I looked at Anton again. For the first time in what seemed like weeks his face was not concealed by a rebreather mask. I could see that despite the juvenat the subtle signs of ageing were there. Around his eyes was a fine mesh of wrinkles. The flesh beneath his chin hung a little loose like the wattles of a hangman lizard. His hair looked washed out, not the straw blond of his long-gone youth on Belial. He was still springy and powerful but the long years and countless battles had taken their toll. They sap vitality and the will to live, in
other ways.
He looked me right in the eye and said, ‘I am glad to see you’re still alive.’
‘Me too,’ I said.
He looked away, obviously uncomfortable. ‘I’d best be away. I have guard duty tonight.’

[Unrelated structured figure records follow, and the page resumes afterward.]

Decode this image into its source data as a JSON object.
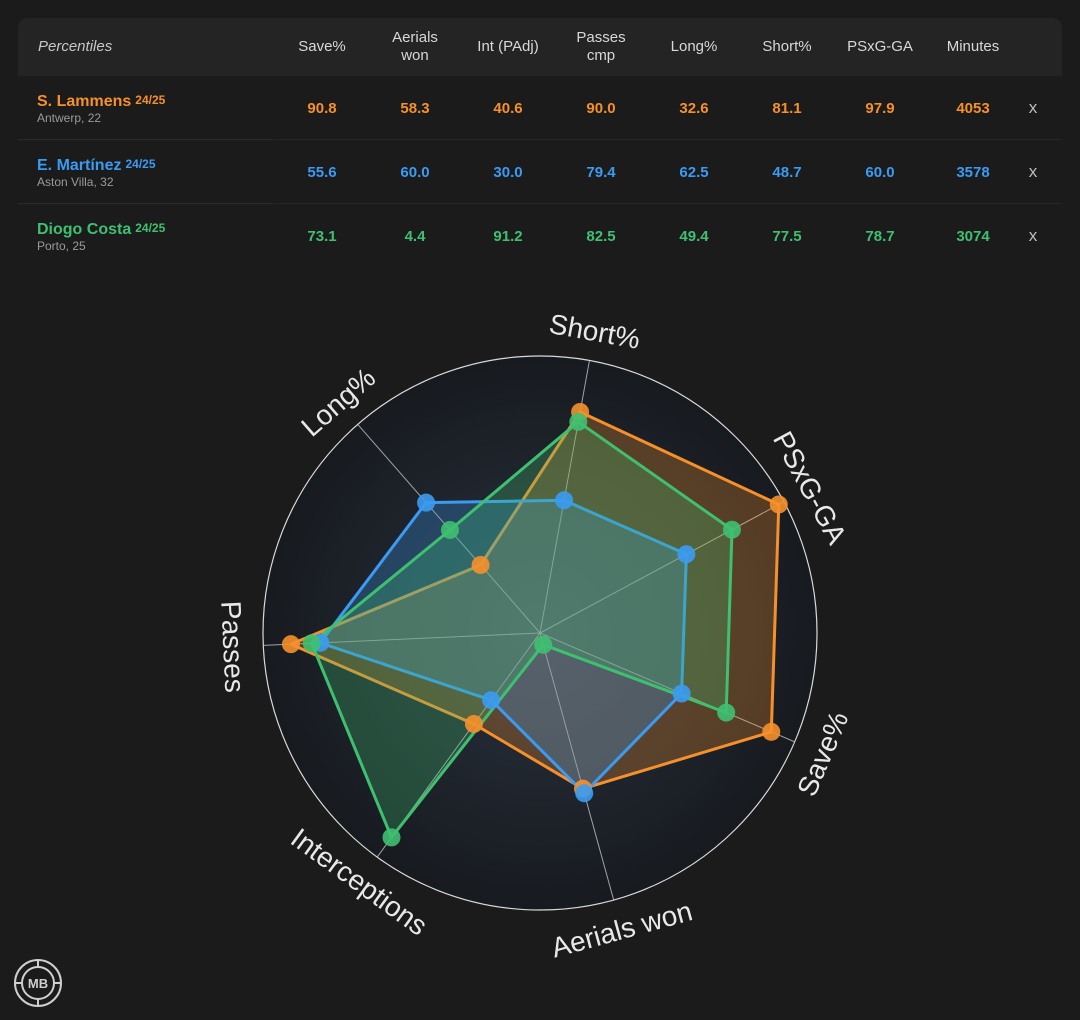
{
  "table": {
    "header_label": "Percentiles",
    "columns": [
      "Save%",
      "Aerials\nwon",
      "Int (PAdj)",
      "Passes\ncmp",
      "Long%",
      "Short%",
      "PSxG-GA",
      "Minutes"
    ],
    "close_label": "x",
    "rows": [
      {
        "name": "S. Lammens",
        "season": "24/25",
        "sub": "Antwerp, 22",
        "color": "#f5902b",
        "values": [
          "90.8",
          "58.3",
          "40.6",
          "90.0",
          "32.6",
          "81.1",
          "97.9",
          "4053"
        ]
      },
      {
        "name": "E. Martínez",
        "season": "24/25",
        "sub": "Aston Villa, 32",
        "color": "#3b9bf2",
        "values": [
          "55.6",
          "60.0",
          "30.0",
          "79.4",
          "62.5",
          "48.7",
          "60.0",
          "3578"
        ]
      },
      {
        "name": "Diogo Costa",
        "season": "24/25",
        "sub": "Porto, 25",
        "color": "#3fc071",
        "values": [
          "73.1",
          "4.4",
          "91.2",
          "82.5",
          "49.4",
          "77.5",
          "78.7",
          "3074"
        ]
      }
    ]
  },
  "chart_data": {
    "type": "radar",
    "axes": [
      "Short%",
      "PSxG-GA",
      "Save%",
      "Aerials won",
      "Interceptions",
      "Passes",
      "Long%"
    ],
    "range": [
      0,
      100
    ],
    "grid": true,
    "series": [
      {
        "name": "S. Lammens",
        "color": "#f5902b",
        "values": [
          81.1,
          97.9,
          90.8,
          58.3,
          40.6,
          90.0,
          32.6
        ]
      },
      {
        "name": "E. Martínez",
        "color": "#3b9bf2",
        "values": [
          48.7,
          60.0,
          55.6,
          60.0,
          30.0,
          79.4,
          62.5
        ]
      },
      {
        "name": "Diogo Costa",
        "color": "#3fc071",
        "values": [
          77.5,
          78.7,
          73.1,
          4.4,
          91.2,
          82.5,
          49.4
        ]
      }
    ]
  },
  "logo_text": "MB"
}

It seemed an odd thing to hear, so mundane after what we had been through, with the endless battles in the trenches, the dead rising, the strange hallucinogenic gases drifting over the battlefields. The phrase guard duty conjured up visions of easier nights on easier worlds when things had been going well. At least for me. He tossed me a mocking salute and shambled off into the night.
I tried to pull myself upright, but I was still weak, so I just lay there and thought about the things I had seen. Had the Emperor really intervened to save me? Had I really seen Anna? Or was she just another product of the fever that had fired up so many strange visions out of my diseased brain? I thought about the daemons I had seen and the odd dreams I had experienced. They had been wild hallucinations, surely, and yet at the same time they had been both consistent and convincing, as if somehow I had been peering into another world, one that existed just below the skin of our reality, at least on this cursed planet.
Such thoughts are easy to come by in a hospital bed, surrounded by shrieking wounded.
The hospital was packed with dying men. At first I wondered about the lack of care that had been given to me since, after all, I was one of Macharius’s chosen guards, but it came to me after a few days that I was getting the best care that was available. Medicae adepts checked me and shook their heads wonderingly and I realised that I had become something of a celebrity in the wards since my astonishing recovery. It turned out I was the only soldier to have done so from the fever I had suffered.
They checked the wound on my leg, which was no longer inflamed, although it was crusted over. They laid cool hands on my forehead and intoned invocations to the Emperor. They wafted incense over me that brought strange dreams and helped control the fevers that I still suffered.